Avec la combinaison des 2 outils, on privilégiera la herse en premier passage suivi de la bineuse au second passage, à 8 feuilles du maïs pour terminer le désherbage.
"Si le temps est sec et chaud, c’est l’idéal ! Les adventices ne repiquent pas après leur arrachement du sol par les dents des outils. Quand le printemps est humide, c’est plus compliqué. La réussite du désherbage mécanique est en effet très liée aux conditions, l’idéal étant un sol bien ressuyé, pas de pluies les deux jours suivant le passage. Il est primordial également d’intervenir sur des mauvaises herbes jeunes. Le coût d’une telle stratégie reste intéressant car la herse étrille offre un bon débit de chantier. Le débit de chantier d’une bineuse est plus lent qu’une herse étrille mais permet d’intervenir sur des adventices plus développées. Si le binage est régulièrement pratiqué, privilégier des bineuses de plus grande largeur, à 6 rangs" expliquent les conseillers.

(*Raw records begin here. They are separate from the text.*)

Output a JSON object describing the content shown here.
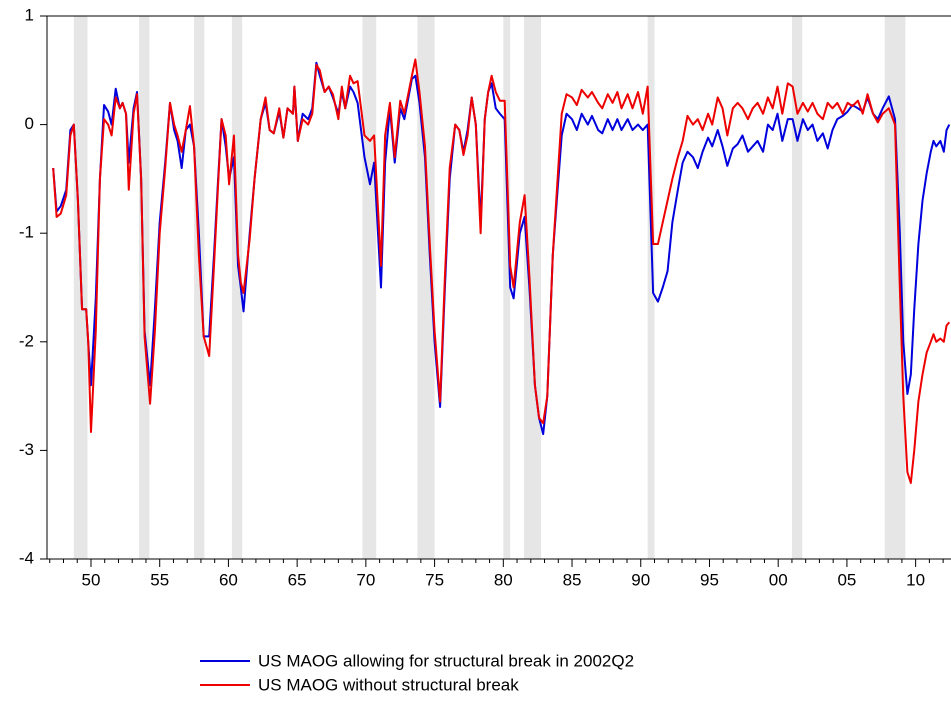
{
  "chart_data": {
    "type": "line",
    "legend_position": "bottom",
    "ylim": [
      -4,
      1
    ],
    "yticks": [
      1,
      0,
      -1,
      -2,
      -3,
      -4
    ],
    "xlim": [
      1946.8,
      2012.5
    ],
    "xticks": [
      {
        "value": 1950,
        "label": "50"
      },
      {
        "value": 1955,
        "label": "55"
      },
      {
        "value": 1960,
        "label": "60"
      },
      {
        "value": 1965,
        "label": "65"
      },
      {
        "value": 1970,
        "label": "70"
      },
      {
        "value": 1975,
        "label": "75"
      },
      {
        "value": 1980,
        "label": "80"
      },
      {
        "value": 1985,
        "label": "85"
      },
      {
        "value": 1990,
        "label": "90"
      },
      {
        "value": 1995,
        "label": "95"
      },
      {
        "value": 2000,
        "label": "00"
      },
      {
        "value": 2005,
        "label": "05"
      },
      {
        "value": 2010,
        "label": "10"
      }
    ],
    "xminor_ticks": [
      1947,
      1948,
      1949,
      1951,
      1952,
      1953,
      1954,
      1956,
      1957,
      1958,
      1959,
      1961,
      1962,
      1963,
      1964,
      1966,
      1967,
      1968,
      1969,
      1971,
      1972,
      1973,
      1974,
      1976,
      1977,
      1978,
      1979,
      1981,
      1982,
      1983,
      1984,
      1986,
      1987,
      1988,
      1989,
      1991,
      1992,
      1993,
      1994,
      1996,
      1997,
      1998,
      1999,
      2001,
      2002,
      2003,
      2004,
      2006,
      2007,
      2008,
      2009,
      2011,
      2012
    ],
    "shaded_color": "#e6e6e6",
    "shaded_ranges": [
      [
        1948.75,
        1949.75
      ],
      [
        1953.5,
        1954.25
      ],
      [
        1957.5,
        1958.25
      ],
      [
        1960.25,
        1961.0
      ],
      [
        1969.75,
        1970.75
      ],
      [
        1973.75,
        1975.0
      ],
      [
        1980.0,
        1980.5
      ],
      [
        1981.5,
        1982.75
      ],
      [
        1990.5,
        1991.0
      ],
      [
        2001.0,
        2001.75
      ],
      [
        2007.75,
        2009.25
      ]
    ],
    "x": [
      1947.25,
      1947.5,
      1947.8,
      1948.2,
      1948.5,
      1948.75,
      1949.05,
      1949.35,
      1949.65,
      1949.8,
      1950.0,
      1950.35,
      1950.65,
      1950.95,
      1951.25,
      1951.5,
      1951.8,
      1952.1,
      1952.3,
      1952.55,
      1952.75,
      1953.1,
      1953.35,
      1953.65,
      1953.9,
      1954.3,
      1954.65,
      1955.0,
      1955.4,
      1955.75,
      1956.05,
      1956.3,
      1956.6,
      1956.9,
      1957.2,
      1957.5,
      1957.85,
      1958.2,
      1958.6,
      1958.95,
      1959.25,
      1959.5,
      1959.8,
      1960.05,
      1960.4,
      1960.7,
      1960.9,
      1961.1,
      1961.55,
      1961.9,
      1962.35,
      1962.7,
      1963.0,
      1963.3,
      1963.7,
      1964.0,
      1964.3,
      1964.7,
      1964.8,
      1965.05,
      1965.4,
      1965.8,
      1966.1,
      1966.4,
      1966.65,
      1967.0,
      1967.3,
      1967.6,
      1968.0,
      1968.25,
      1968.5,
      1968.85,
      1969.1,
      1969.4,
      1969.9,
      1970.3,
      1970.6,
      1971.1,
      1971.4,
      1971.75,
      1972.1,
      1972.5,
      1972.8,
      1973.35,
      1973.6,
      1973.9,
      1974.3,
      1974.65,
      1975.0,
      1975.4,
      1975.75,
      1976.1,
      1976.5,
      1976.8,
      1977.1,
      1977.4,
      1977.7,
      1978.0,
      1978.35,
      1978.65,
      1978.9,
      1979.15,
      1979.45,
      1979.75,
      1980.1,
      1980.5,
      1980.75,
      1981.2,
      1981.55,
      1981.9,
      1982.3,
      1982.6,
      1982.9,
      1983.2,
      1983.6,
      1983.95,
      1984.25,
      1984.6,
      1985.0,
      1985.35,
      1985.7,
      1986.15,
      1986.45,
      1986.9,
      1987.2,
      1987.6,
      1987.95,
      1988.3,
      1988.6,
      1989.05,
      1989.4,
      1989.8,
      1990.15,
      1990.5,
      1990.9,
      1991.25,
      1991.6,
      1991.95,
      1992.3,
      1992.7,
      1993.05,
      1993.4,
      1993.8,
      1994.15,
      1994.5,
      1994.9,
      1995.2,
      1995.6,
      1995.95,
      1996.3,
      1996.7,
      1997.05,
      1997.4,
      1997.8,
      1998.15,
      1998.5,
      1998.9,
      1999.25,
      1999.6,
      1999.95,
      2000.3,
      2000.7,
      2001.05,
      2001.4,
      2001.8,
      2002.15,
      2002.5,
      2002.85,
      2003.25,
      2003.6,
      2003.95,
      2004.3,
      2004.7,
      2005.05,
      2005.4,
      2005.8,
      2006.15,
      2006.5,
      2006.9,
      2007.25,
      2007.6,
      2008.05,
      2008.5,
      2008.85,
      2009.1,
      2009.4,
      2009.65,
      2009.9,
      2010.2,
      2010.5,
      2010.8,
      2011.1,
      2011.3,
      2011.5,
      2011.8,
      2012.05,
      2012.25,
      2012.45
    ],
    "series": [
      {
        "name": "US MAOG allowing for structural break in 2002Q2",
        "color": "#0000dd",
        "values": [
          -0.4,
          -0.8,
          -0.75,
          -0.6,
          -0.05,
          0.0,
          -0.7,
          -1.7,
          -1.7,
          -2.0,
          -2.4,
          -1.6,
          -0.5,
          0.18,
          0.12,
          0.0,
          0.33,
          0.15,
          0.2,
          0.1,
          -0.35,
          0.15,
          0.3,
          -0.5,
          -1.9,
          -2.4,
          -1.7,
          -0.9,
          -0.35,
          0.2,
          -0.05,
          -0.15,
          -0.4,
          -0.05,
          0.0,
          -0.2,
          -1.0,
          -1.95,
          -1.95,
          -1.2,
          -0.5,
          0.05,
          -0.2,
          -0.5,
          -0.3,
          -1.3,
          -1.5,
          -1.72,
          -1.0,
          -0.5,
          0.05,
          0.2,
          -0.05,
          -0.08,
          0.12,
          -0.12,
          0.15,
          0.1,
          0.35,
          -0.15,
          0.1,
          0.05,
          0.15,
          0.57,
          0.45,
          0.3,
          0.35,
          0.25,
          0.1,
          0.3,
          0.15,
          0.35,
          0.3,
          0.2,
          -0.3,
          -0.55,
          -0.35,
          -1.5,
          -0.35,
          0.15,
          -0.35,
          0.15,
          0.05,
          0.42,
          0.45,
          0.2,
          -0.3,
          -1.2,
          -2.0,
          -2.6,
          -1.5,
          -0.5,
          0.0,
          -0.05,
          -0.25,
          -0.05,
          0.25,
          0.0,
          -0.9,
          0.05,
          0.3,
          0.38,
          0.15,
          0.1,
          0.05,
          -1.5,
          -1.6,
          -1.0,
          -0.85,
          -1.5,
          -2.4,
          -2.7,
          -2.85,
          -2.5,
          -1.2,
          -0.6,
          -0.1,
          0.1,
          0.05,
          -0.05,
          0.1,
          0.0,
          0.08,
          -0.05,
          -0.08,
          0.05,
          -0.05,
          0.05,
          -0.05,
          0.05,
          -0.05,
          0.0,
          -0.05,
          0.0,
          -1.55,
          -1.63,
          -1.5,
          -1.35,
          -0.9,
          -0.6,
          -0.35,
          -0.25,
          -0.3,
          -0.4,
          -0.25,
          -0.12,
          -0.2,
          -0.05,
          -0.2,
          -0.38,
          -0.22,
          -0.18,
          -0.1,
          -0.25,
          -0.2,
          -0.15,
          -0.25,
          0.0,
          -0.05,
          0.1,
          -0.15,
          0.05,
          0.05,
          -0.15,
          0.05,
          -0.05,
          0.0,
          -0.15,
          -0.08,
          -0.22,
          -0.05,
          0.05,
          0.08,
          0.12,
          0.18,
          0.15,
          0.12,
          0.25,
          0.1,
          0.05,
          0.15,
          0.26,
          0.05,
          -1.0,
          -2.0,
          -2.48,
          -2.3,
          -1.7,
          -1.1,
          -0.7,
          -0.45,
          -0.25,
          -0.15,
          -0.2,
          -0.15,
          -0.25,
          -0.05,
          0.0
        ]
      },
      {
        "name": "US MAOG without structural break",
        "color": "#ee0000",
        "values": [
          -0.4,
          -0.85,
          -0.82,
          -0.65,
          -0.1,
          0.0,
          -0.7,
          -1.7,
          -1.7,
          -2.0,
          -2.83,
          -1.9,
          -0.5,
          0.05,
          0.0,
          -0.1,
          0.25,
          0.15,
          0.2,
          0.1,
          -0.6,
          0.1,
          0.28,
          -0.5,
          -1.95,
          -2.57,
          -1.9,
          -1.0,
          -0.4,
          0.2,
          0.0,
          -0.1,
          -0.25,
          -0.05,
          0.17,
          -0.2,
          -1.2,
          -1.95,
          -2.13,
          -1.3,
          -0.55,
          0.05,
          -0.1,
          -0.55,
          -0.1,
          -1.2,
          -1.45,
          -1.55,
          -1.05,
          -0.5,
          0.05,
          0.25,
          -0.05,
          -0.08,
          0.15,
          -0.12,
          0.15,
          0.1,
          0.35,
          -0.15,
          0.05,
          0.0,
          0.1,
          0.55,
          0.5,
          0.3,
          0.35,
          0.28,
          0.05,
          0.35,
          0.15,
          0.45,
          0.38,
          0.4,
          -0.1,
          -0.15,
          -0.1,
          -1.3,
          -0.1,
          0.2,
          -0.3,
          0.22,
          0.1,
          0.45,
          0.6,
          0.3,
          -0.2,
          -1.1,
          -1.9,
          -2.55,
          -1.4,
          -0.4,
          0.0,
          -0.05,
          -0.28,
          -0.1,
          0.25,
          0.0,
          -1.0,
          0.05,
          0.3,
          0.45,
          0.3,
          0.22,
          0.22,
          -1.3,
          -1.5,
          -0.9,
          -0.65,
          -1.4,
          -2.4,
          -2.7,
          -2.75,
          -2.5,
          -1.2,
          -0.5,
          0.1,
          0.28,
          0.25,
          0.18,
          0.32,
          0.25,
          0.3,
          0.2,
          0.15,
          0.28,
          0.2,
          0.3,
          0.15,
          0.28,
          0.15,
          0.3,
          0.1,
          0.35,
          -1.1,
          -1.1,
          -0.9,
          -0.7,
          -0.5,
          -0.3,
          -0.15,
          0.08,
          0.0,
          0.05,
          -0.05,
          0.1,
          0.0,
          0.25,
          0.15,
          -0.1,
          0.15,
          0.2,
          0.15,
          0.05,
          0.15,
          0.2,
          0.1,
          0.25,
          0.15,
          0.35,
          0.1,
          0.38,
          0.35,
          0.1,
          0.2,
          0.12,
          0.2,
          0.1,
          0.05,
          0.2,
          0.15,
          0.2,
          0.1,
          0.2,
          0.17,
          0.22,
          0.1,
          0.28,
          0.1,
          0.02,
          0.1,
          0.15,
          0.0,
          -1.5,
          -2.5,
          -3.2,
          -3.3,
          -3.0,
          -2.55,
          -2.3,
          -2.1,
          -2.0,
          -1.93,
          -2.0,
          -1.97,
          -2.0,
          -1.85,
          -1.82
        ]
      }
    ]
  }
}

Un prochain RDV est donné à Landos pour travailler dans la même parcelle avec la bineuse 6 rangs. Une date sera prochainement proposée d’ici fin juin.
Ces travaux sont proposés dans le cadre des Contrats Territoriaux du Haut Allier et de Loire et Affluents Vellaves, avec la participation financière de l’Agence de l’Eau Loire Bretagne.